The Mast-Head: Connecticut Reflections
Our family was in Fairfield County, Conn., over the weekend, not all that far from Newtown, where 26 students and school employees were shot and killed in December. My impression was how ordinary it all seemed around New Canaan and Norwalk, where we were for one of our children’s synchronized swimming meets.
The Y.M.C.A. where the meet was held was adjacent to a middle school, and, it being a Saturday, dozens of kids and their siblings and parents were there for lacrosse and soccer matches. In the playground where I took our son, Ellis, to burn off some energy while waiting for the swimming awards, several boys of about the ages of some of those killed at Sandy Hook Elementary School chased each other in a game of tag.
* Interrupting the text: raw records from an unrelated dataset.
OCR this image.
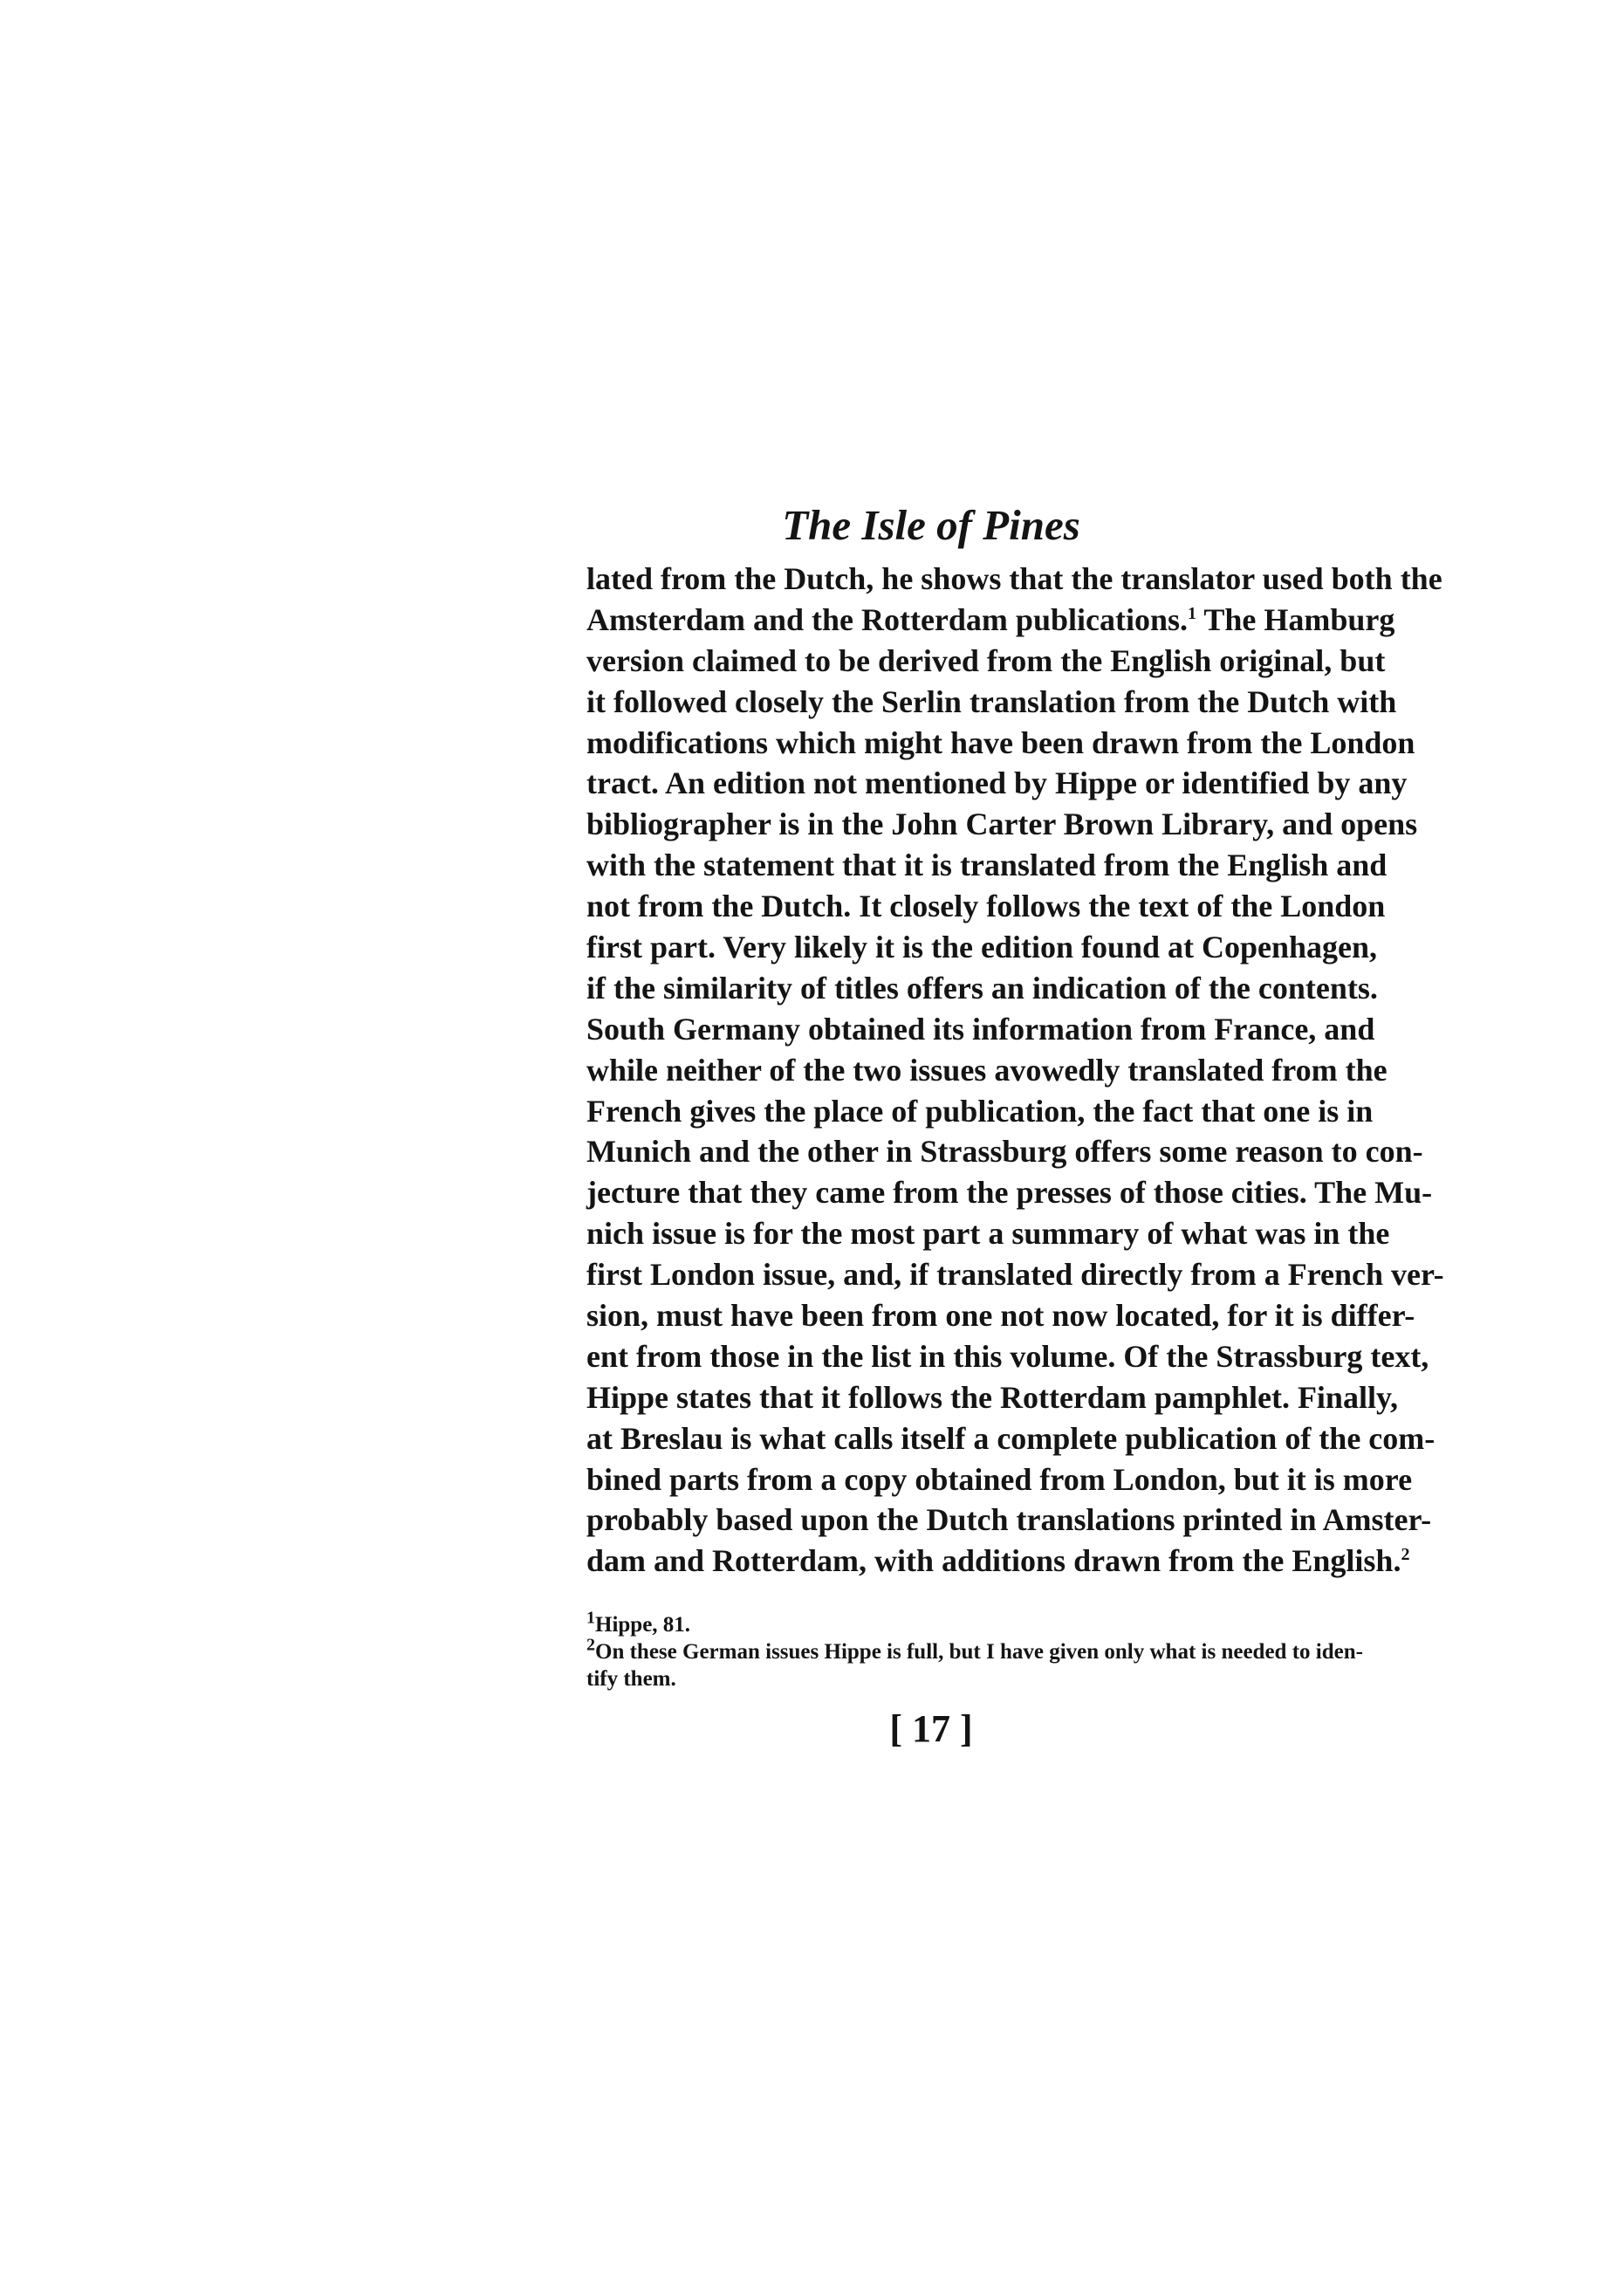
The Isle of Pines
lated from the Dutch, he shows that the translator used both the
Amsterdam and the Rotterdam publications.$^1$ The Hamburg
version claimed to be derived from the English original, but
it followed closely the Serlin translation from the Dutch with
modifications which might have been drawn from the London
tract. An edition not mentioned by Hippe or identified by any
bibliographer is in the John Carter Brown Library, and opens
with the statement that it is translated from the English and
not from the Dutch. It closely follows the text of the London
first part. Very likely it is the edition found at Copenhagen,
if the similarity of titles offers an indication of the contents.
South Germany obtained its information from France, and
while neither of the two issues avowedly translated from the
French gives the place of publication, the fact that one is in
Munich and the other in Strassburg offers some reason to con-
jecture that they came from the presses of those cities. The Mu-
nich issue is for the most part a summary of what was in the
first London issue, and, if translated directly from a French ver-
sion, must have been from one not now located, for it is differ-
ent from those in the list in this volume. Of the Strassburg text,
Hippe states that it follows the Rotterdam pamphlet. Finally,
at Breslau is what calls itself a complete publication of the com-
bined parts from a copy obtained from London, but it is more
probably based upon the Dutch translations printed in Amster-
dam and Rotterdam, with additions drawn from the English.$^2$
$^1$Hippe, 81.
$^2$On these German issues Hippe is full, but I have given only what is needed to iden-
tify them.
[ 17 ]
I watched a set of parents out of the corner of my eye. They played with two girls, sisters apparently, then kicked a ball back and forth between them. There was nothing unusual about it, no pall over the proceedings, just another beautiful weekend midmorning in the sun.
The swim meet drew children from much of southwestern Connecticut, and Lisa, who stayed at the pool nearly all day, said that several adults she talked with knew families who lost children at Sandy Hook. She relayed this to me in a whisper, after which it was difficult to concentrate on anything else.
These people, families, kids, were essentially no different than those devastated on that cruel December day. They were no longer just strangers I had read about in The Times or heard of on public radio; they were people like me — like you.
There is no reaching those in Congress who stand opposed to reasonable new gun restrictions, I suppose. Yet I wonder whether they might remain so indifferent if they spent a Saturday as I did reflecting on the failure of the system to save those 26 people and the families and friends who loved them.
If there is nothing else a society must do, it is to protect its young.